As the years went by, the National Geographic Society’s headquarters grew from its initial building into a small campus, with landscaping alone that’s inviting enough to pull passersby in from the sidewalk. Meanwhile, window exhibits hug the museum.
”At one point, it was relief maps and artifacts,” McWalters says of the display windows. ”We decided to change that into a photo gallery. We’re known for our photography.”
Walk by the buildings now and take a peek at ”Wicked Weather,” a collection of photographs of floods, fires and other climatic calamities, rendered eerily beautiful at the hands of talented, globetrotting photographers. The exhibit closes Oct. 23.
You’ll have to move a bit more quickly if you want to catch the museum’s primary exhibition, ”Titanic: 100 Year Obsession,” running through Sept. 9. Occupying one of the museum’s two main halls in its 17th Street building, the exhibit presents newspaper articles of the construction and sinking, impressive props from James Cameron’s Titanic, a beautiful scale model of the ship, short films, and interactive displays with iPads and Kinect technology. With Kinect, the museum designed a watery view on the floor of one corner of the gallery. The glowing rectangle offers a glimpse of what the ship looks like on the bottom of the Atlantic Ocean, step closer – step onto the rectangle, actually – and the deep blue sea parts to show portions of the famed vessel in pristine condition.

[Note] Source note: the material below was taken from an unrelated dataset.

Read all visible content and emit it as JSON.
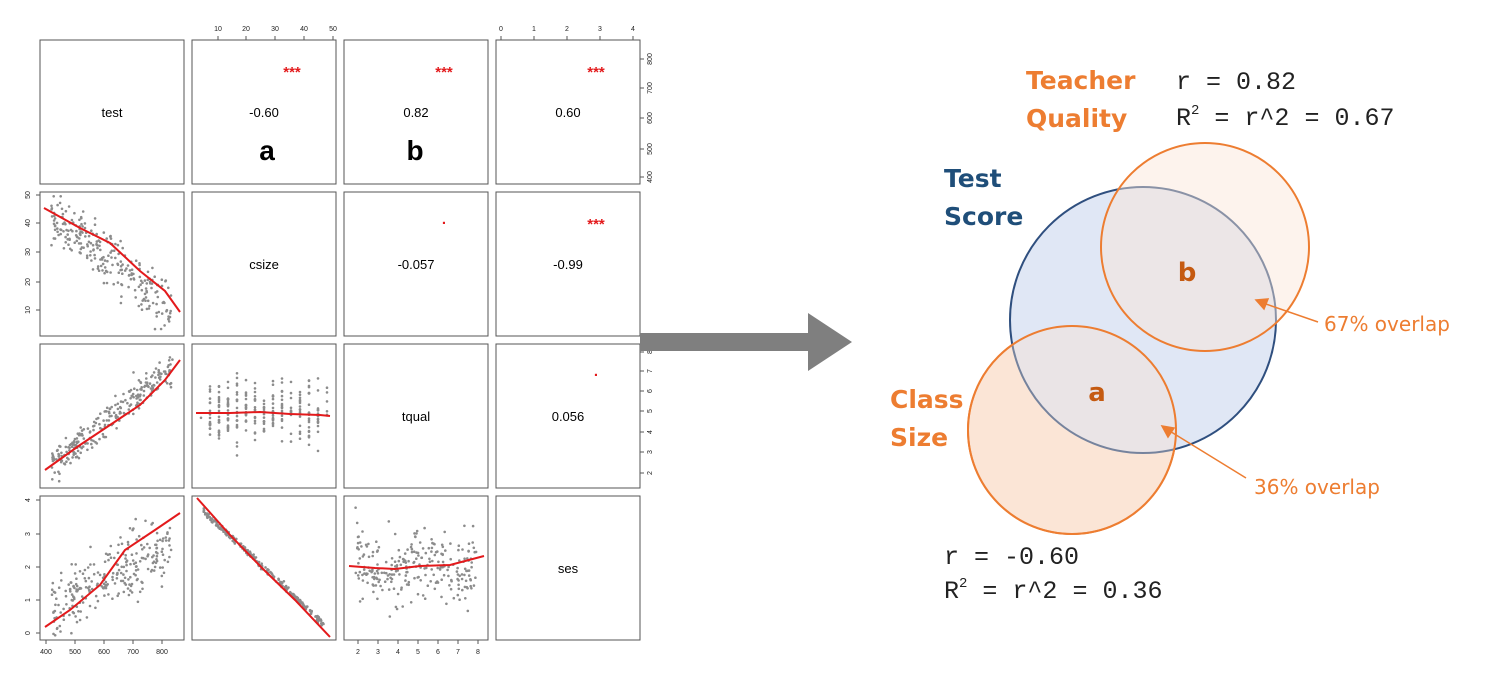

”We always like to go down after an exhibit opens and see how visitors are interacting – particularly kids, who are much more courageous,” McWalters observes.
The Titanic exhibit will soon be joined by ”1001 Inventions: Discover the Golden Age of Muslim Civilization,” occupying the second of the 17th Street building’s two large galleries. ”Named ‘Best Touring Exhibition of the Year’ at the Museums and Heritage Excellence Awards, ‘1001 Inventions’ uncovers a thousand years of advances in science and technology that have had a huge but hidden impact on the modern world,” National Geographic promises.
”That’s a 6,000-square-foot traveling exhibition,” McWalters explains. ”This was just in L.A. and Istanbul. We’re really interested in this one.